Representatives from Push for Pizza, a pizza delivery app developed in August 2014, arrived on campus Thursday as a part of a promotional tour covering 70-plus colleges. The app, which recently launched in New Haven, allows students to use one platform to place delivery orders with five different New Haven restaurants — Wall Street Pizza, Avelino’s Pizza, Westville Pizza, Planet Pizza and La Vero. Founder Cyrus Summerlin said Push for Pizza partners with local pizzerias that already provide online delivery services. But, students using the app can bypass online order forms and submit a delivery request with the push of a few buttons, Summerlin said. He added that the order would also cost the same to the student as before.

“Basically our app in theory is a competitor to the Domino’s app,” said Summerlin. “In theory, our app is much better and much simpler than [that] app and we get better pizza from local pizzerias.”

The Domino’s app allows users to customize and order their own pizzas from the pizza chain restaurant.

Summerlin added that Push for Pizza takes around eight to 15 percent commission on orders placed through the application, but the startup hopes to attract local pizza stores by simplifying the delivery process and, in doing so, boosting their delivery sales.

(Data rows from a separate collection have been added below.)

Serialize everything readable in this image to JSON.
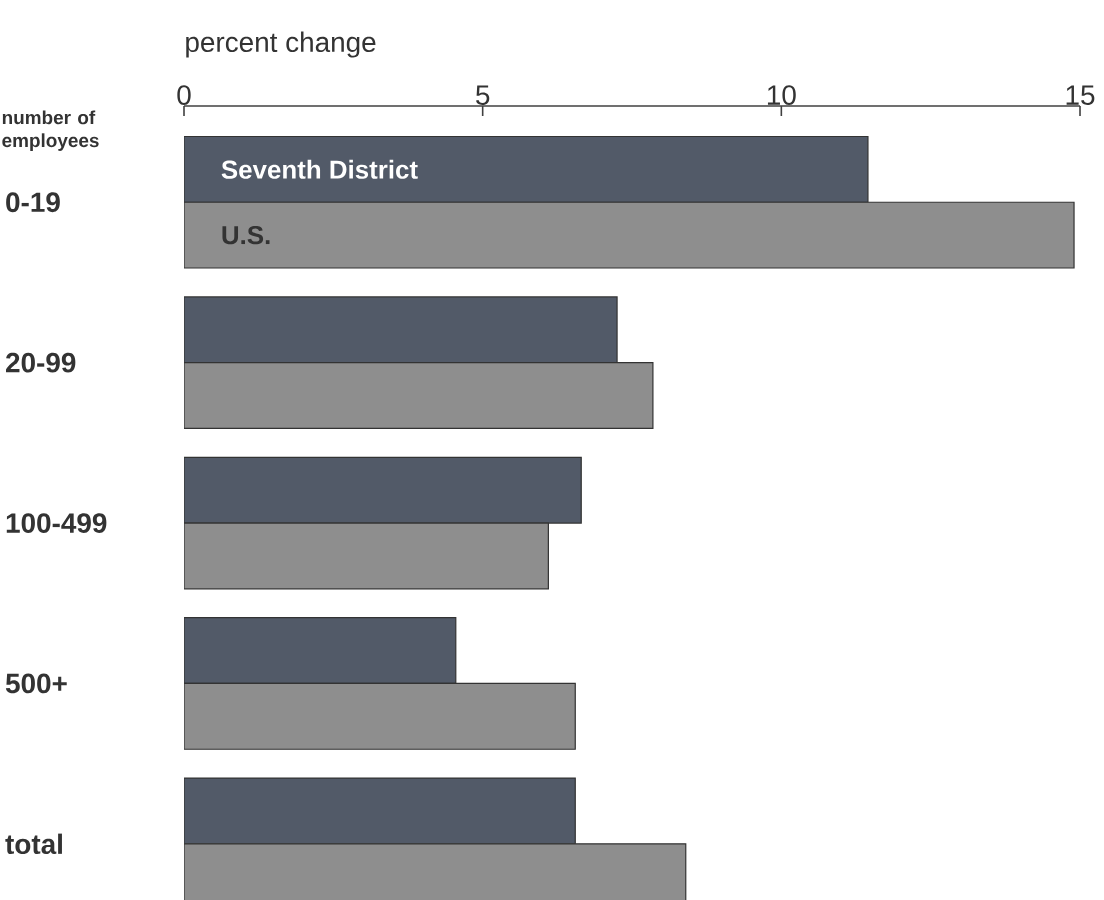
{
  "chart_data": {
    "type": "bar",
    "orientation": "horizontal",
    "xlabel": "percent change",
    "ylabel": "number of employees",
    "categories": [
      "0-19",
      "20-99",
      "100-499",
      "500+",
      "total"
    ],
    "series": [
      {
        "name": "Seventh District",
        "color": "#525a68",
        "values": [
          11.45,
          7.25,
          6.65,
          4.55,
          6.55
        ]
      },
      {
        "name": "U.S.",
        "color": "#8e8e8e",
        "values": [
          14.9,
          7.85,
          6.1,
          6.55,
          8.4
        ]
      }
    ],
    "xlim": [
      0,
      15
    ],
    "xticks": [
      0,
      5,
      10,
      15
    ]
  }
}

Ahmed Mohamed, a manager at participating Westville Pizza, said his pizzeria chose to participate as means to connect to potential new customers.

Several students interviewed said they would consider downloading the app, but noted that several good pizza options — notably BAR, Yorkside and Brick Oven — already exist within walking distance from most areas on campus. Sarah Cohen ’18 said she already has several preferred pizza locales in the Elm City. But, she added that she appreciates that the app aims to simplify a process that would have otherwise included phone calls or online forms. Even though she said she might use the app, Marisa London ’18, a student living in Pierson College, noted that she does not find visiting a particular pizza parlor, such as BAR, inconvenient if she is craving a slice.

“I would love it if BAR delivered,” London said. “But I can normally walk to it when I want it.”

Other students interviewed also said that they would not be placing orders through the app because of convenient, pre-existing pizza preferences. Edward Maza ’18, an Ezra Stiles resident, said the quality and proximity of Yorkside and Brick Oven pizza made delivery unnecessary for him. Joel DeLeon ’18 stopped by the Lamborgini on Thursday afternoon for a free slice of pizza. He said he enjoyed the pizza and the presentation, but that he will continue ordering pizza from Papa John’s because of the 50 percent student discount that the chain restaurant offers Yalies.

While Summerlin is excited about the app’s presence in the Elm City, he acknowledged some significant challenges Push for Pizza could face — namely the popularity of many well-known New Haven establishments, most notably Frank Pepe’s Pizzeria, that do not deliver and thus could not be included as one of the options on the app. Sally’s Apizza in Wooster Square and Modern Apizza on State Street are two other well-known, Zagat-rated pizza parlors that do not come under the app’s umbrella of restaurants.

Summerlin said he also found Yale’s policy restricting brand promotion on campus to be stricter than that of other colleges. As a result, he said, Push for Pizza did not partner with any startup clubs on campus, as they did at the University of Maryland College Park, where he said the app found the most enthusiastic student responses.

“At most campuses we partner with entrepreneurship centers on campus because they really like our story and that we are college-aged students,” Summerlin said. “Yale has been around for a long time and they have a certain image that they have to uphold and I understand that.”

On any given day, 13 percent of Americans will consume pizza, according to a 2014 USDA study.